Mientras Manotas y yo esperamos a que nos atiendan en la panadería donde nos venderán nuestro almuerzo, suena el celular. Lo saco del bolsillo, y miro el identificador de llamadas: mamá. Le digo a Manotas que me pida lo de siempre, y salgo del local. En la vereda, el aire cálido me castiga tanto como la voz de mi madre.
-¿Dónde estás? –por algún motivo que no alcanzo a comprender, desde la aparición de los teléfonos celulares la pregunta introductoria de los diálogos se modificó; ya no se trata de cómo se está sino que lo central es dónde nos encontramos, como si la ubicación geográfica bastara para aprehender el estado anímico del interlocutor, o como si, en verdad, ya no hubiera velo alguno para ocultar que el ánimo de quien está del otro lado de la línea poco importa.
-¿Qué pasa? –pregunto.
Entonces me lo dice.
-Anoche no te conté todo. Tenía miedo de que tu abuela se pusiese mal. Es muy grande, para escuchar estas desgracias.

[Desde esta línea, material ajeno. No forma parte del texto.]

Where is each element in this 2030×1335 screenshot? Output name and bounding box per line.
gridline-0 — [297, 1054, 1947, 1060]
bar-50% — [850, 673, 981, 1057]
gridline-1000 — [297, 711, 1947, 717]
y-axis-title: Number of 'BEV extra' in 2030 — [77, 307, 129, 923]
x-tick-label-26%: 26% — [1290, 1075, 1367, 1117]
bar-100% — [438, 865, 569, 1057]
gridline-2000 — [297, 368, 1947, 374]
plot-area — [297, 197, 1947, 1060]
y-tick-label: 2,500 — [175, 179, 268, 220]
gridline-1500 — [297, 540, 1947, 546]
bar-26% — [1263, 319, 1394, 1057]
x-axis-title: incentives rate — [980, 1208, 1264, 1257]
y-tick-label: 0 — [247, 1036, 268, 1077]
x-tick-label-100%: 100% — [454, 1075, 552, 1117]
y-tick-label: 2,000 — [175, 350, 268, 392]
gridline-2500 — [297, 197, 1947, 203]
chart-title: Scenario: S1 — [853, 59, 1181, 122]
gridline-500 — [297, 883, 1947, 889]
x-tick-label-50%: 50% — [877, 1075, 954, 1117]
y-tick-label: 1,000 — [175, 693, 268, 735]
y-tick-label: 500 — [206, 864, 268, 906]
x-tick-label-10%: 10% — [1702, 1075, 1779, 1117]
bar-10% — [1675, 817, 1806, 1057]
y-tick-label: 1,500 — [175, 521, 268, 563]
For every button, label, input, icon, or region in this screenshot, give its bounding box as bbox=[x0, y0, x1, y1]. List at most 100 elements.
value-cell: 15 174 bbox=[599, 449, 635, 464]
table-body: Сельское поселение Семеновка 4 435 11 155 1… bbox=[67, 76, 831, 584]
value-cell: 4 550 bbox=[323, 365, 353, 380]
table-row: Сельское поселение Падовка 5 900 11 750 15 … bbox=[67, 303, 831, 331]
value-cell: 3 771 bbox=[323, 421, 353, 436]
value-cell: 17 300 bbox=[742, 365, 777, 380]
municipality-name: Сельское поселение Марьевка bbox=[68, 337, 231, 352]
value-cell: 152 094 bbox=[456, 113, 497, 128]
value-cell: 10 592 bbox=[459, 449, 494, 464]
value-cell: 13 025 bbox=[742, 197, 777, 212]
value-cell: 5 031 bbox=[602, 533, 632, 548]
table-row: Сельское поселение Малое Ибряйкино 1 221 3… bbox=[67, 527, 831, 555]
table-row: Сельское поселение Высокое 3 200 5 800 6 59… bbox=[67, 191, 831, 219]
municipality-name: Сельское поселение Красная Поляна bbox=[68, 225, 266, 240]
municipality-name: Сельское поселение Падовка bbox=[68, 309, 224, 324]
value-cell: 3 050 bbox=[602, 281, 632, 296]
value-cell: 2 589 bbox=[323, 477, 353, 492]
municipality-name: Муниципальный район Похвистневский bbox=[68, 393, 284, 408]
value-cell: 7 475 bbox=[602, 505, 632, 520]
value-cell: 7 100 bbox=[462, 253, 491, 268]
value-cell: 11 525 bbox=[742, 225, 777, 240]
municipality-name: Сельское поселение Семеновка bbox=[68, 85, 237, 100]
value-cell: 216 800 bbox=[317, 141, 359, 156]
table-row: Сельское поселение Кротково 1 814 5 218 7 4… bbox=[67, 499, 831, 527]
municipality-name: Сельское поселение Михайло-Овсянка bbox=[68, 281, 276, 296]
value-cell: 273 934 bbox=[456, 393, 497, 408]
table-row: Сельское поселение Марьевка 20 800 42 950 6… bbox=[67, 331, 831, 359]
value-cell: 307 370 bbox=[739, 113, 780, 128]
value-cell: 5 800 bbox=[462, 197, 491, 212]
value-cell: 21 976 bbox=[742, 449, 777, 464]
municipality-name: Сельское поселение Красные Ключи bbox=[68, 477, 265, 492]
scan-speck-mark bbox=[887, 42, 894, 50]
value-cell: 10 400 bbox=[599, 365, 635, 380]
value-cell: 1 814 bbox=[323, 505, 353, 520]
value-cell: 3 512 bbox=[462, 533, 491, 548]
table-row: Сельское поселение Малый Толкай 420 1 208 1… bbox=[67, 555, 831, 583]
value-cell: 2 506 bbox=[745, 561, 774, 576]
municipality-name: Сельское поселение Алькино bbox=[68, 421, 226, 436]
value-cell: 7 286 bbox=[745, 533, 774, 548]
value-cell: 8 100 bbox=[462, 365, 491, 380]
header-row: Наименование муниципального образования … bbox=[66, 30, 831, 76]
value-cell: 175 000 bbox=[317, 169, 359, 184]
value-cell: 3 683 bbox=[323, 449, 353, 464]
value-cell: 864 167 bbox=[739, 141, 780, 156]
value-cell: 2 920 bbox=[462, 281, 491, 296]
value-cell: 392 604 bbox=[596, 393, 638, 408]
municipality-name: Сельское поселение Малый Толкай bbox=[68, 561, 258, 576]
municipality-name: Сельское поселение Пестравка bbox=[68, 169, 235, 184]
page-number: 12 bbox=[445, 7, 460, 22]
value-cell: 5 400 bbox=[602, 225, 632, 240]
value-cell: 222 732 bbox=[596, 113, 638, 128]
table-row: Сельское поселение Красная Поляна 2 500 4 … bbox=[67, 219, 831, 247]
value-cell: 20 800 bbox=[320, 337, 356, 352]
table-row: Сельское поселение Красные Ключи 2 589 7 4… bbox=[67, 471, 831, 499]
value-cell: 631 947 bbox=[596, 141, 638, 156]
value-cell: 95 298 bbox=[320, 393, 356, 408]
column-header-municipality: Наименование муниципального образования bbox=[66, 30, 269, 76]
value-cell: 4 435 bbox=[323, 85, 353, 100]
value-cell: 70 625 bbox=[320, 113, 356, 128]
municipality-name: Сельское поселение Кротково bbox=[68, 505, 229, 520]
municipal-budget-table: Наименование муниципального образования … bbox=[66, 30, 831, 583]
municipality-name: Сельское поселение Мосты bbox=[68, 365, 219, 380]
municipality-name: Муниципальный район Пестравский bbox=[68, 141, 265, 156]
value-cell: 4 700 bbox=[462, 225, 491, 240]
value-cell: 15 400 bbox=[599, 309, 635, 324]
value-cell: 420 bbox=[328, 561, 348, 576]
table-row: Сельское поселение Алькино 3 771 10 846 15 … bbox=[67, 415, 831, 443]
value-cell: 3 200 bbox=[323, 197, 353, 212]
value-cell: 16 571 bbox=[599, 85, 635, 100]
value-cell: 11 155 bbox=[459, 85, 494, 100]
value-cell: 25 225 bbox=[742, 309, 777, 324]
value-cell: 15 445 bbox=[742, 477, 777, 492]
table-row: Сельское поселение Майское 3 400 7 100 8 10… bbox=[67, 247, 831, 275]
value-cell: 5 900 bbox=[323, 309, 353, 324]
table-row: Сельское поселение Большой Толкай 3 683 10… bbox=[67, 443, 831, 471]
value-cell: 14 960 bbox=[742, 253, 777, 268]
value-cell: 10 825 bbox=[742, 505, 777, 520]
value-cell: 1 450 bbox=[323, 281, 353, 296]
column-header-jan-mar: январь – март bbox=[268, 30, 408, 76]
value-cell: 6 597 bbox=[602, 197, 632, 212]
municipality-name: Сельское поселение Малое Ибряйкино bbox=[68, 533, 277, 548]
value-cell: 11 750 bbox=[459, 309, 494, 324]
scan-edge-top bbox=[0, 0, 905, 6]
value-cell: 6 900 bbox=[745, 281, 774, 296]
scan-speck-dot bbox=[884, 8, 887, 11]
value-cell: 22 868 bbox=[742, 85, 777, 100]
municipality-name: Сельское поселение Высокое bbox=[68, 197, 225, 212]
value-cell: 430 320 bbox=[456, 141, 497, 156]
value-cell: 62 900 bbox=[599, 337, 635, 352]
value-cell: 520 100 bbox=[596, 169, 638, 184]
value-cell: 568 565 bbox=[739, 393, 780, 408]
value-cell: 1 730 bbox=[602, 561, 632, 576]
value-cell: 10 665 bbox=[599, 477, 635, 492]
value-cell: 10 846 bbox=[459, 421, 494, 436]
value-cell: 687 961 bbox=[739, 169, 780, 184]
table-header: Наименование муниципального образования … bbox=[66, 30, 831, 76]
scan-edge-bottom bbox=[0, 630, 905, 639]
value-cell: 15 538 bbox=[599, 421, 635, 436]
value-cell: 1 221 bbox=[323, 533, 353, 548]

Un silencio, y luego pregunto:
-Trató de matarse, ¿no?
Un silencio piadoso.
-¿Cómo? –insisto.
Otro silencio, y luego:
-Se pegó un tiro, Elemental.
Los coches dejan de circular. Las nubes se petrifican en el cielo límpido. La panadería se esfuma. La fuente deja de escupir agua.
-¿Elemental?
Mientras sostengo el celular contra el oído, mientras mamá pronuncia mi nombre una y otra vez para cerciorarse de que no me haya desmayado en la calle, lo único que deseo es verlo al menos una vez, antes de que se muera. Una sola vez.
La asombrosa velocidad con que lo perdono me hace sospechar que quizás no lo odiaba tanto como suponía.